With “Good Night, and Good Luck,” George Clooney proves once and for all he’s more than just a pretty face. With this film, his second as director, he shows himself to be smart, courageous, politically savvy — and a hell of a storyteller.

“Good Night, and Good Luck,” the retelling of CBS newsman Edward R. Murrow’s showdown with Communist witch hunter Sen. Joe McCarthy in the early 1950s, is a suspenseful, entertaining, at times humorous history lesson and one that Clooney knew would be a tough sell.

For one thing, it’s in black and white to give it the look of the times. For another, only 20 percent of test audiences had even heard of Murrow and 40 percent of McCarthy — or McCarthyism.

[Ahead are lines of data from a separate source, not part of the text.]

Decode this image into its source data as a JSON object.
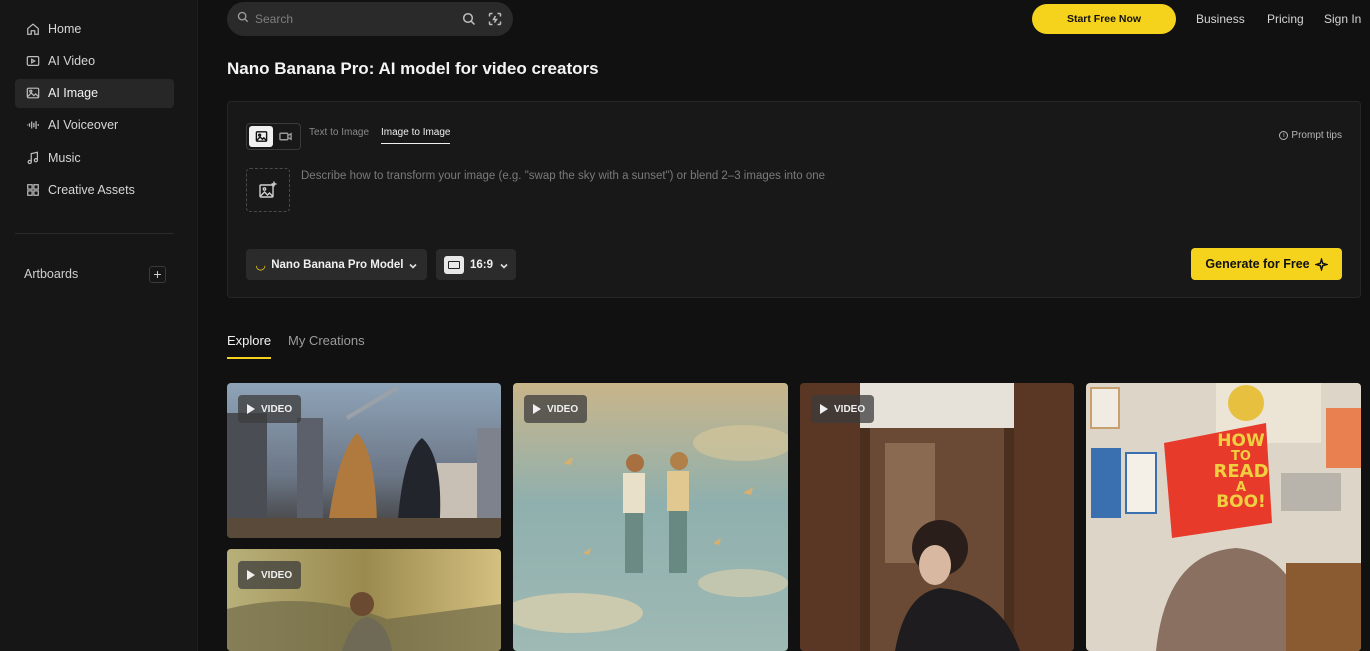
{
  "sidebar": {
    "items": [
      {
        "label": "Home",
        "icon": "home-icon"
      },
      {
        "label": "AI Video",
        "icon": "video-icon"
      },
      {
        "label": "AI Image",
        "icon": "image-icon",
        "active": true
      },
      {
        "label": "AI Voiceover",
        "icon": "waveform-icon"
      },
      {
        "label": "Music",
        "icon": "music-note-icon"
      },
      {
        "label": "Creative Assets",
        "icon": "grid-icon"
      }
    ],
    "artboards_label": "Artboards",
    "add_symbol": "+"
  },
  "topbar": {
    "search_placeholder": "Search",
    "start_button": "Start Free Now",
    "links": [
      "Business",
      "Pricing",
      "Sign In"
    ]
  },
  "page": {
    "title": "Nano Banana Pro: AI model for video creators"
  },
  "panel": {
    "tabs": [
      "Text to Image",
      "Image to Image"
    ],
    "active_tab": "Image to Image",
    "prompt_tips": "Prompt tips",
    "prompt_placeholder": "Describe how to transform your image (e.g. \"swap the sky with a sunset\") or blend 2–3 images into one",
    "model_label": "Nano Banana Pro Model",
    "ratio_label": "16:9",
    "generate_label": "Generate for Free"
  },
  "gallery": {
    "tabs": [
      "Explore",
      "My Creations"
    ],
    "active_tab": "Explore",
    "badge_label": "VIDEO",
    "cards": [
      {
        "badge": "VIDEO",
        "subject": "kaiju-battle-city"
      },
      {
        "badge": "VIDEO",
        "subject": "floating-couple-sky"
      },
      {
        "badge": "VIDEO",
        "subject": "woman-doorway"
      },
      {
        "badge": "",
        "subject": "how-to-read-a-book"
      },
      {
        "badge": "VIDEO",
        "subject": "running-woman"
      }
    ],
    "book_cover_text": [
      "HOW",
      "TO",
      "READ",
      "A",
      "BOO!"
    ]
  },
  "colors": {
    "accent": "#f5d21c",
    "background": "#111111",
    "sidebar": "#161616",
    "panel": "#181818"
  }
}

But Clooney has brilliantly and subtly brought it all into the 21st century, into the world of 9/11, the Patriot Act and George W. Bush.

“I thought it was a good time to raise the idea of using fear to stifle political debate,” Clooney said at the New York Film Festival this month. “This administration, because of 9/11, got a pass on tough questions.” Ask anything challenging about the 2001 terrorist attacks or the war in Iraq and “somehow you were unpatriotic,” Clooney told The Associated Press.

“That’s now gone away a little bit. Not just because of the growing unpopularity of the war, but also because as a country we always in time of fear seem to overreact a little bit. You know, Pearl Harbor happens and we round up all the Japanese-Americans and put them in internment camps. We panic … and then we come to our senses.”

Joe McCarthy was the Rush Limbaugh or Bill O’Reilly of his day, although he had the power of the Senate behind him. Bloated and bombastic all, they rely on lies, distortions and scare tactics to make a name for themselves. And they have all imploded in one way or another, but only when somebody has the courage to expose them.

With McCarthy, that someone was Ed Murrow. He wasn’t the first by any means, but he had the audience that no one else did. Murrow’s campaign against McCarthy began when he heard about an Air Force lieutenant from Michigan who was thrown out of the service because his father and sister supposedly read “radical” newspapers. There was no trial and the lieutenant was not allowed to know the charges against him. Sound familiar?

Murrow believed that “we must not allow fear to erode our civil liberties,” Clooney said in an interview. “And that seems to have been very prescient.”

The Newark (N.J.) Star-Ledger calls “Good Night, and Good Luck” a “masterpiece” and the audience I was in burst into appreciative applause at the end. So whether you lived through McCarthyism or you care about your rights in 2005 — or you just love a good movie — go see “Good Night, and Good Luck.”